While flavonoids have been studied extensively for estrogen receptor activity, they have not been well studied for their ability to modify progesterone receptor (PR) and glucocorticoid receptor (GR) signaling. Three flavonoid compounds, tangeretin, wogonin, and baicalein, were selected for testing for PR and GR activity based on their structural similarity to known phytoprogesterone-like compounds. Each compound was docked in the binding pocket of PR and GR. Of these compounds, baicalein was predicted to be most likely to bind to both receptors. A fluorescence polarization competitive binding assay for PR and GR confirmed that baicalein binds to both the PR and GR with IC50 values of 15.30 μM and 19.26 μM, respectively. In Ishikawa PR-B and T47D cells, baicalein acted as a PR antagonist in a hormone response element (HRE) luciferase (Luc) assay. In OVCAR5 cells, which only express GR, baicalein was a GR agonist via an HRE/Luc assay and induced GR target genes, FKBP5 and GILZ. RU486, a PR and GR antagonist, abrogated baicalein's activity in OVCAR5 cells, confirming baicalein's activity is mediated through the GR. In vivo, baicalein administered intraperitoneally to female mice twice a week for 4 weeks at a dose of 25 mg/kg induced the GR target gene GILZ in the reproductive tract, which was blocked by RU486. In summary, baicalein has PR antagonist and GR agonist activity in vitro and demonstrates GR agonist activity in the uterus in vivo.
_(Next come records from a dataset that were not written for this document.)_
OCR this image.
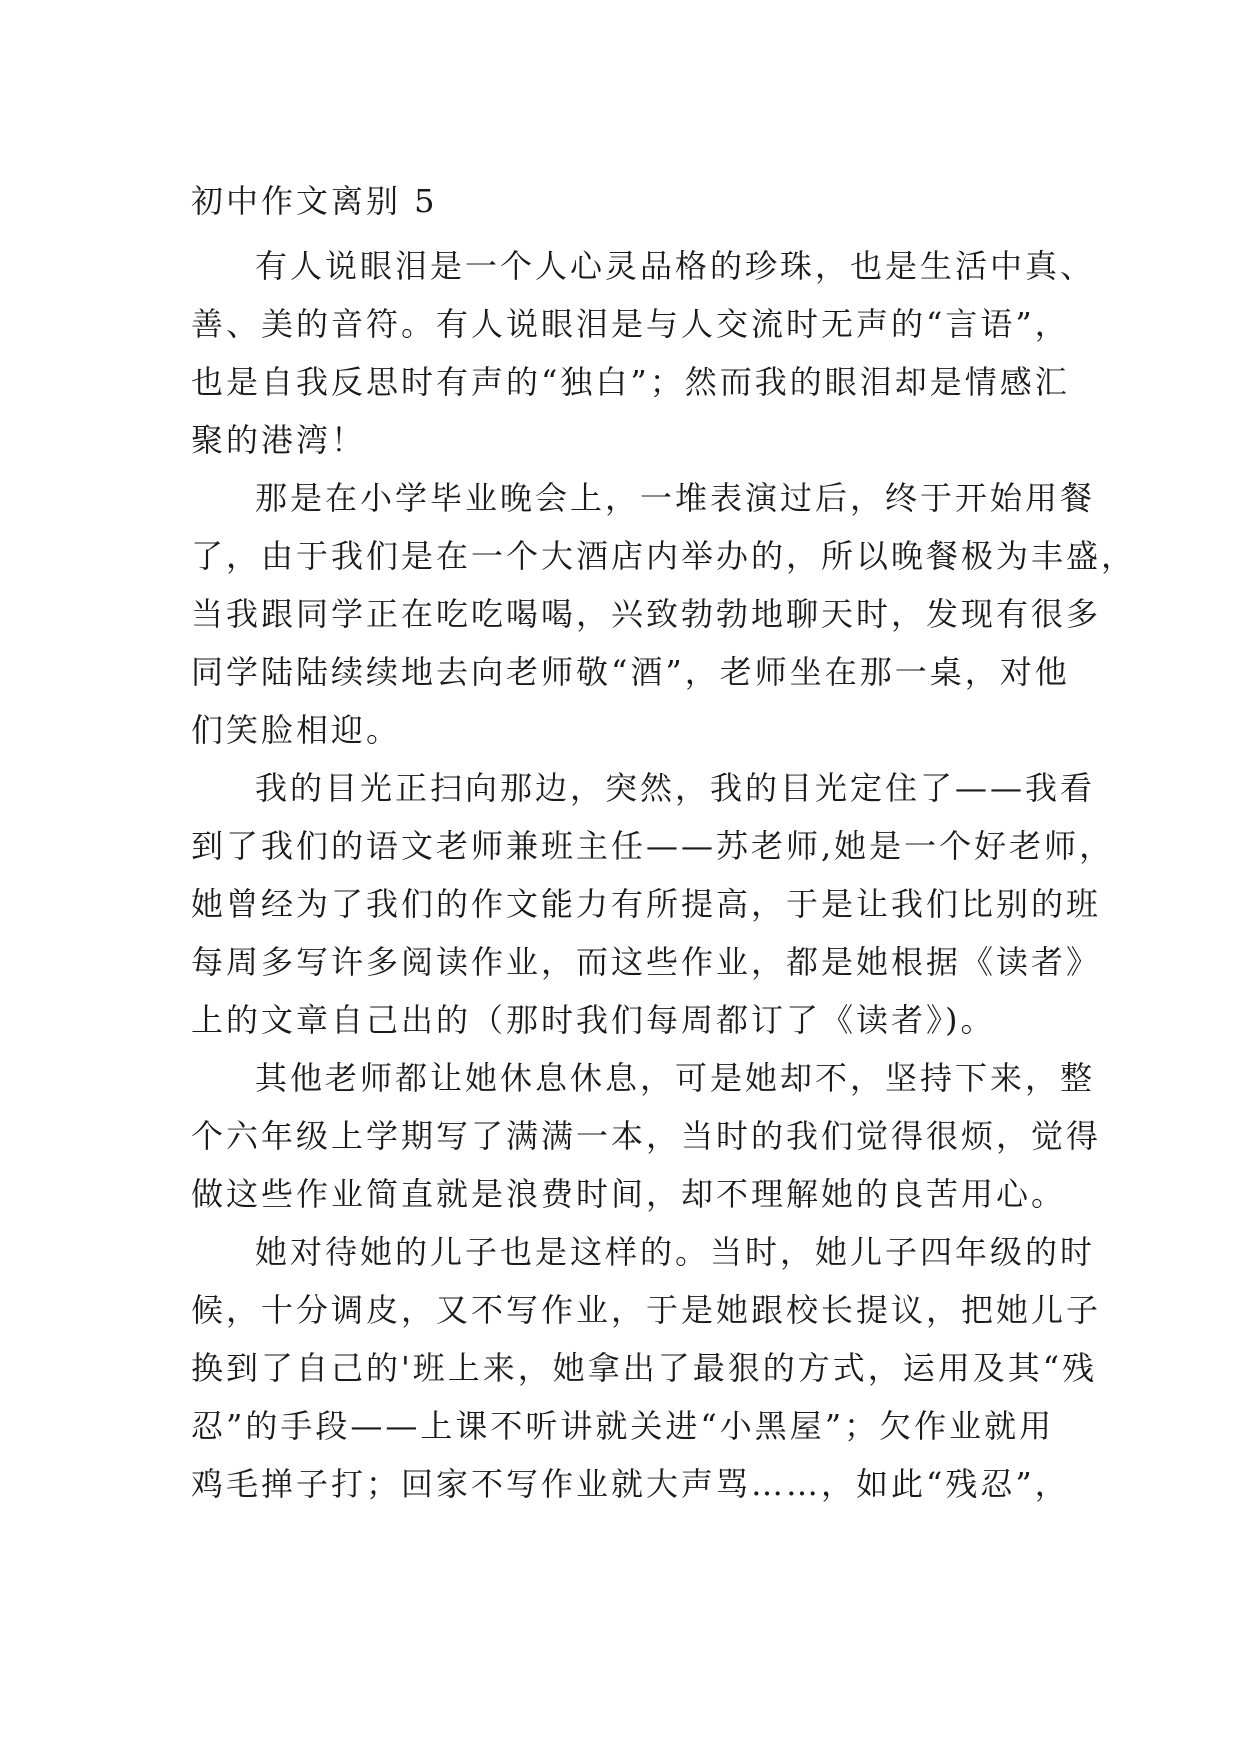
初中作文离别 5

有人说眼泪是一个人心灵品格的珍珠，也是生活中真、
善、美的音符。有人说眼泪是与人交流时无声的“言语”，
也是自我反思时有声的“独白”；然而我的眼泪却是情感汇
聚的港湾！

那是在小学毕业晚会上，一堆表演过后，终于开始用餐
了，由于我们是在一个大酒店内举办的，所以晚餐极为丰盛，
当我跟同学正在吃吃喝喝，兴致勃勃地聊天时，发现有很多
同学陆陆续续地去向老师敬“酒”，老师坐在那一桌，对他
们笑脸相迎。

我的目光正扫向那边，突然，我的目光定住了——我看
到了我们的语文老师兼班主任——苏老师,她是一个好老师，
她曾经为了我们的作文能力有所提高，于是让我们比别的班
每周多写许多阅读作业，而这些作业，都是她根据《读者》
上的文章自己出的（那时我们每周都订了《读者》)。

其他老师都让她休息休息，可是她却不，坚持下来，整
个六年级上学期写了满满一本，当时的我们觉得很烦，觉得
做这些作业简直就是浪费时间，却不理解她的良苦用心。

她对待她的儿子也是这样的。当时，她儿子四年级的时
候，十分调皮，又不写作业，于是她跟校长提议，把她儿子
换到了自己的'班上来，她拿出了最狠的方式，运用及其“残
忍”的手段——上课不听讲就关进“小黑屋”；欠作业就用
鸡毛掸子打；回家不写作业就大声骂……，如此“残忍”，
黄芩素是一种通过黄体酮和糖皮质激素受体发出信号的植物激素。
虽然黄酮类化合物在雌激素受体活性方面已经被广泛研究,但它们对黄体酮受体(PR)和糖皮质激素受体(GR)信号传导的调节能力尚未得到很好的研究。根据三种黄酮类化合物与已知植物黄体酮类化合物的结构相似性,选择橘皮素、枸杞素和黄芩素进行PR和GR活性测试。每个化合物都停靠在PR和GR的结合口袋中。在这些化合物中,黄芩苷被预测最有可能与这两个受体结合。PR和GR的荧光极化竞争结合实验证实黄芩苷与PR和GR的结合IC50值分别为15.30 μM和19.26 μM。在石川PR- b和T47D细胞中,黄芩素在激素反应元件(HRE)荧光素酶(Luc)检测中作为PR拮抗剂。在只表达GR的OVCAR5细胞中,通过HRE/Luc实验,黄芩素是GR激动剂,并诱导GR靶基因FKBP5和GILZ。PR和GR拮抗剂RU486可抑制黄芩苷在OVCAR5细胞中的活性,证实黄芩苷的活性是通过GR介导的。在体内,黄芩苷以25 mg/kg的剂量腹腔注射雌鼠,每周2次,连续4周,可诱导生殖道中GR靶基因GILZ的表达,该基因被RU486阻断。综上所述,黄芩苷在体外具有PR拮抗剂和GR激动剂活性,并在体内子宫中表现出GR激动剂活性。
本文章由计算机程序翻译,如有差异,请以英文原文为准。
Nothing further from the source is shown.